Even in his own life-time Picasso arose strong feelings pro and anti and several decades after his death the passion of his art is undeniable. There is a desire to encapsulate emotion and not mere form. Indeed, form is often lost amid the power of the emotions.
But Picasso could actually paint. The exhibition has a startlingly realistic representation of his wife Olga (seen above) as well as the alarmingly contorted depictions of some other members of his harem.
The sculpture is similarly varied with heads disfigured by phallic symbols and an odd nanny goat crafted from household objects and then cast in bronze. Was Picasso making a joke of art or trying to tell us something serious?
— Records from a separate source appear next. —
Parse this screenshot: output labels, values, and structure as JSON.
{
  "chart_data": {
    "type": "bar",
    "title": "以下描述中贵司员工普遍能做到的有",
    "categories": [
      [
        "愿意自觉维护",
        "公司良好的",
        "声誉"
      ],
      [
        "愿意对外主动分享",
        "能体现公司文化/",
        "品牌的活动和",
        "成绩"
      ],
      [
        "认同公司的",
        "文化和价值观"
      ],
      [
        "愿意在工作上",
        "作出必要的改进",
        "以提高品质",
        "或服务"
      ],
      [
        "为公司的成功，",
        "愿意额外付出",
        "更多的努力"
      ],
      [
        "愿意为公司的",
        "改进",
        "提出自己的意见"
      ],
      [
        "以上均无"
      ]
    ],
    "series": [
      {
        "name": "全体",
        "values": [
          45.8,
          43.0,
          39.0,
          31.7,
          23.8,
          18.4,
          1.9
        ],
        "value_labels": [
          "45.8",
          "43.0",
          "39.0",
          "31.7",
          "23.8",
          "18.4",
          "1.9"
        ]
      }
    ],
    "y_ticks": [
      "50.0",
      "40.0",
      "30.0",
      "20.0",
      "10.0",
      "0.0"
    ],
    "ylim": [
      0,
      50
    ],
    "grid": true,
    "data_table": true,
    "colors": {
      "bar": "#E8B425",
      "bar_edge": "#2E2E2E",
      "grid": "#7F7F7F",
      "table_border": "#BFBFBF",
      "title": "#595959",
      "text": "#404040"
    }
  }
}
Perhaps he did both and made a huge fortune from his efforts.
Picasso remains an enigma and Abu Dhabi wants to be seen as more than an oil reserve. Yet for most of Picasso’s life Abu Dhabi was a tiny village on the edge of the Persian Gulf with an impoverished population. As late as 1966 Sheikh Shakhbut was deposed because he refused planning permission for the first concrete building in Abu Dhabi.
But it is a mark of just how far Abu Dhabi has advanced that Western culture can now be imported to a building of world-class like the Emirates Palace Hotel, and soon to a dedicated island of museums.